Additionally, every bios I have looked at sucks in terms of performance. In most cases they have small DMA FIFOs which stutter the pipe during high speed transfers -- they literally hang the DMA lines while they empty their fifo into memory, then come back and grab another 8 words or something sad. They also tend to be very poor managers of the IRQ line. This causes delays at times when your hard drive could be giving you more data, but the host hasn't gotten around to asking for it yet.
All the 3rd party cards have like 2Kbyte FIFOs which prevents any overrun from occurring, which alone is quite helpful in high bandwidth applications.
The cards we include with our drives are in the lower end of Promise's spectrum... you can spend more and get more performance if you want to, which is what I suspect the author of the original article did.
--eric
More data, damnit!
I think Usenet is underestimated here. I remember reading on the site of one of the larger ISPs, specialized in good usenet access (ie. 30000+ groups & week+ retention even on binaries groups) that they have significantly more than 1 TB of storage space (don't remember how much, but several TB). So mirroring Usenet might be a tight fit.

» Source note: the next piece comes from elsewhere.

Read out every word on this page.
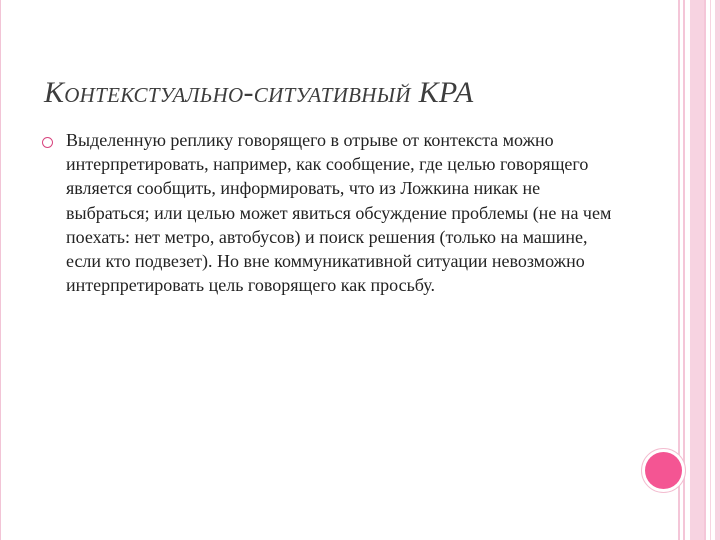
Контекстуально-ситуативный КРА
Выделенную реплику говорящего в отрыве от контекста можно интерпретировать, например, как сообщение, где целью говорящего является сообщить, информировать, что из Ложкина никак не выбраться; или целью может явиться обсуждение проблемы (не на чем поехать: нет метро, автобусов) и поиск решения (только на машине, если кто подвезет). Но вне коммуникативной ситуации невозможно интерпретировать цель говорящего как просьбу.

beauty is only a light switch away
i believe that there is more problem in performance rather than capacity.
a typical configuration that cheap will use an ide hdd (and to make it cheaper software raid).
the main problem (for us in this case) is the performance. how do you increase the data transfer? for the past few years, the storage space has increased tremendously but the transfer rate of the drives are out of proportion with the space.
ide is usually placed in a 33mhz/32bit bus which will give a burst transfer of 133mbyte/sec. that is the max whatever you do. but if you will place a nic card, they will share the bandwidth unless it is placed in a different bus.
for the interface itself, scsi can handle more i/o operations/sec and fc even more. technologies today can implement raid5 at almost no performance hit.
so given 1tb of data, definite many people will be accessing it (unless you really plan to use it for your insane storage space). so if people will be able to store much, they can access it at a much slower rate.
so you won't see the scsi and fc being obsolute even though the serial ata gets through. it will remain in the low end segment of the storage market.
and besides, if you want to backup your data, the best way is to store it to tape and that will cost big (since mirroring the info in another server will not give you the reliability compared to tape)
Live your life each day as if it was your last.
This guy totally went the wrong way for expandability and speed. You can get the Promise SuperTrakSX 6000 for $480 and that has hardware raid 5 and supports 6 drives. I'd throw one of those in with 6 drives to start and take my 800Gig and be happy. That would save me at least a $1000 up front. I wouldn't need 2 of the harddrives, the second processor or so much ram. Plus it would be faster and much more reliable. Then later on I could add another one for about $2500 and have 1.6 TB of space to store my huge collection of pornography... err rather mp3's, software and G-rated dvd movies.
If your not cheating your not trying. If your not trying your not winning and if your not winning why play?